Two years after earthwork began, the Midtown renovations have come a long way toward reshaping this part of Missoula. The new AMC dine-in theater opened last week, and now sits within view of the homes lining the western reaches of Mary Avenue.

A grocery store is also expected to open nearby, and both amenities are now accessible by sidewalk – something lacking before the improvements took place.

But the work has also set the stage for future growth and inevitable infill as both property owners and the city look to make better use of land around the mall and its sweeping expanse of blacktop and vacant fields.

Not all Mary Avenue residents are ready to embrace the changes.

“We've got a lot more traffic,” said Steve Anderson. “You're hearing traffic at 10 or 11 at night going by, the loud pickups and stuff.

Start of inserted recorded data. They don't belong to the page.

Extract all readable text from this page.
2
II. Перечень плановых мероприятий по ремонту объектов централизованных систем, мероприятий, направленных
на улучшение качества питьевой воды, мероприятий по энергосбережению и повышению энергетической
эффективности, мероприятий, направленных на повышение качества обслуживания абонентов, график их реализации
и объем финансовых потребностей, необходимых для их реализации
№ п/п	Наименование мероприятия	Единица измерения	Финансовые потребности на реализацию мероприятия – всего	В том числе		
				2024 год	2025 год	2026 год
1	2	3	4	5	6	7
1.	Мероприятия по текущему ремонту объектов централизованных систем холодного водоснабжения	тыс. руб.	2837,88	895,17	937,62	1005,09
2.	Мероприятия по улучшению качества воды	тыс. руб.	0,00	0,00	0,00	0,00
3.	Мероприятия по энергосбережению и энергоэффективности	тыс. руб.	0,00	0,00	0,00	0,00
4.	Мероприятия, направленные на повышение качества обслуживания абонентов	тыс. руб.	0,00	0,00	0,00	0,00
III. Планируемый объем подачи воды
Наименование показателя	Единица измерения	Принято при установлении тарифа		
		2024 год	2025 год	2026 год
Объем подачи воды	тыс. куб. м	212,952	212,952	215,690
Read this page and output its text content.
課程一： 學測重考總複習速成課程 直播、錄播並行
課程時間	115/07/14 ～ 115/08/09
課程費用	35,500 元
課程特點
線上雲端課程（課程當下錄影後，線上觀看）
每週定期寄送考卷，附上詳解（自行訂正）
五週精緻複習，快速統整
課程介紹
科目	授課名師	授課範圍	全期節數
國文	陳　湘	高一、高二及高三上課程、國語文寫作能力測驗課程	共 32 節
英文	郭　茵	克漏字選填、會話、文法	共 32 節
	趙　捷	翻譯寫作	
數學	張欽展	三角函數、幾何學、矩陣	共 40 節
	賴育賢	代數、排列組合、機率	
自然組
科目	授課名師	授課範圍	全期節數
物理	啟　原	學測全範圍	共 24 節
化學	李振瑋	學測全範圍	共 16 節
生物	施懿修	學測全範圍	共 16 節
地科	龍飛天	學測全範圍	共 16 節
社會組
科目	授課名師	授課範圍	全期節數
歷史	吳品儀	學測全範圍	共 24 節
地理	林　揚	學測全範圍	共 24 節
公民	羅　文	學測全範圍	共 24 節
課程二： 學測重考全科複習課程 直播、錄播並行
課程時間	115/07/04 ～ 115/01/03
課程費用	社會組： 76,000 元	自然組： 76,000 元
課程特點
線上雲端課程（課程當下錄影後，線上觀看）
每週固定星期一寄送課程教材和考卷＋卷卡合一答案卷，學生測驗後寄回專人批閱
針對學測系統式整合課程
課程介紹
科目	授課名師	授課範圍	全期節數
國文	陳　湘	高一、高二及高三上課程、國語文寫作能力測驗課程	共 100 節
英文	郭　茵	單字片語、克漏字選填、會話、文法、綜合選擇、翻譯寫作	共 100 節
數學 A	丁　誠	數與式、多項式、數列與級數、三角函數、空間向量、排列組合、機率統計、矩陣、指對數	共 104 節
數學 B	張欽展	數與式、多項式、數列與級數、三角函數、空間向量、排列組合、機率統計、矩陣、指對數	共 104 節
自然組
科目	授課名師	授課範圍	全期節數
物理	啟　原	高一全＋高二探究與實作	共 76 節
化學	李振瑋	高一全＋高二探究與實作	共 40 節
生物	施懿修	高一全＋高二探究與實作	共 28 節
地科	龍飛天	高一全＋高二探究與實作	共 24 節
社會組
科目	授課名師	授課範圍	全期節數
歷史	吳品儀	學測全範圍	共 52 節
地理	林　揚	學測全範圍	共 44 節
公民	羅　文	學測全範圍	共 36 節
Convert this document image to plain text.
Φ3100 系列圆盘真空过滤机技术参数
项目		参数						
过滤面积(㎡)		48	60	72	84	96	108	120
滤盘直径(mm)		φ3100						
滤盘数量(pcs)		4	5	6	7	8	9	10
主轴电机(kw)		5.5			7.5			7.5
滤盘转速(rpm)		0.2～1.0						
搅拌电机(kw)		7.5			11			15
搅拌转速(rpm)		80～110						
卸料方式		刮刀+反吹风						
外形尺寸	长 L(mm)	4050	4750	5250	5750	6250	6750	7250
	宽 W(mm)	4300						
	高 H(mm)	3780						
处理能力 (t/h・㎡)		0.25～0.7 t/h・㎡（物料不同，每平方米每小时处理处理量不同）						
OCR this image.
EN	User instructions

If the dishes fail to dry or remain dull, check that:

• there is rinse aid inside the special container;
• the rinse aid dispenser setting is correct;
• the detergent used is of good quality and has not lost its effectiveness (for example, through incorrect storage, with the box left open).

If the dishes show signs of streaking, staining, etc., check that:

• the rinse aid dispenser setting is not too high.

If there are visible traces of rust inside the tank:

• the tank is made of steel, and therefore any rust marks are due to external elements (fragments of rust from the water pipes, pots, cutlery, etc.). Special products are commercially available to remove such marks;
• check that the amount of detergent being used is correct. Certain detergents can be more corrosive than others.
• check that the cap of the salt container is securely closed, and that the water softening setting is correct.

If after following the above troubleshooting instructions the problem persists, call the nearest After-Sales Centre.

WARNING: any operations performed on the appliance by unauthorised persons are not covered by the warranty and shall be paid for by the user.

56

They slow down for the roundabout, but then they speed up. It was quieter before.”

Anderson, who has lived in his Mary Avenue home for 30 years, has watched the city grow up around him, and other changes are likely coming.

Among them, Peter Lambros plans to construct condominiums behind Bob Ward, which sits nearby. The housing plan was first presented nearly four years ago, but with the infrastructure now in place and the mall sold to an Ohio investment group, Anderson expects work to begin soon.

“My understanding is that Lambros sold the mall and he's going to build a bunch of apartments over here,” Anderson said, pointing across the railroad tracks. “That's going to add more traffic. While the access is a little handier to get to Brooks, eventually, I think they're going to have to put a light at Reserve. If you catch it at a busy time, you can't turn left.”